# 120-year-old glass negative of...



## limr (Oct 3, 2020)

...a cat, what else?? 

Photographer develops 120-year-old photo -- and of course it's an adorable cat


----------



## Space Face (Oct 3, 2020)

Cool story (even tho I'm not a fan of cats)


----------



## snowbear (Oct 3, 2020)

Kitty is not surprised that photo of kitty is historic.


----------



## terri (Oct 6, 2020)

I love it!


----------



## CherylL (Oct 6, 2020)

Cool old photo.  I heard that a schnauzer took the photo


----------



## Dean_Gretsch (Dec 29, 2020)

Better subject than Calamity Jane's boudoir photos, I am sure


----------



## LWW (May 15, 2021)

snowbear said:


> Kitty is not surprised that photo of kitty is historic.
> 
> 
> 
> ...


----------



## jeffashman (May 16, 2021)

Fantastic!
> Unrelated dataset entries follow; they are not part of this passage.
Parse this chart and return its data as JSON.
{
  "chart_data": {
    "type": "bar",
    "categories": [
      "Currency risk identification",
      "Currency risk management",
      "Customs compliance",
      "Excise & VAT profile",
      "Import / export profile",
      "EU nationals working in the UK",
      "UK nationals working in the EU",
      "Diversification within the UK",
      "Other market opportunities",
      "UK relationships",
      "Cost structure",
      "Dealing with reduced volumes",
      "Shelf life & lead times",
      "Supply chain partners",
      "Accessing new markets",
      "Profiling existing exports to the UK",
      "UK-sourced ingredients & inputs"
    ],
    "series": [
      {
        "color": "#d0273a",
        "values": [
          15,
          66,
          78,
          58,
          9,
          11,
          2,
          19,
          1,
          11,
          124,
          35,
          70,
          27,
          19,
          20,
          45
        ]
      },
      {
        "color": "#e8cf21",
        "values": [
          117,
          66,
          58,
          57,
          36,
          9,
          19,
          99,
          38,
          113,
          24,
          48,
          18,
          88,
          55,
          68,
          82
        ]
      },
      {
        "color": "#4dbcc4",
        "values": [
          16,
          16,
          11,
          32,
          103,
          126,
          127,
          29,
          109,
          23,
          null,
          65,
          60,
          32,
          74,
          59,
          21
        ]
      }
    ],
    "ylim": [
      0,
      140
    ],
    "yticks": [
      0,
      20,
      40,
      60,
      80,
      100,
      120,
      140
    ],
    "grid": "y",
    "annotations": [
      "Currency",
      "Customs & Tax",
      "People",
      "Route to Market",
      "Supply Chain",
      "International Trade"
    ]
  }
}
Why was the world so monochrome back then?


----------



## 480sparky (May 16, 2021)

jeffashman said:


> Fantastic! Why was the world so monochrome back then?


----------



## jeffashman (May 16, 2021)

480sparky said:


> View attachment 244141


Love Calvin and Hobbes!


----------



## flyingPhoto (May 30, 2021)

notice in the following photo the momma cat and her little kitten have that big old dog in its place on the lawn?  bwaa haa haa


----------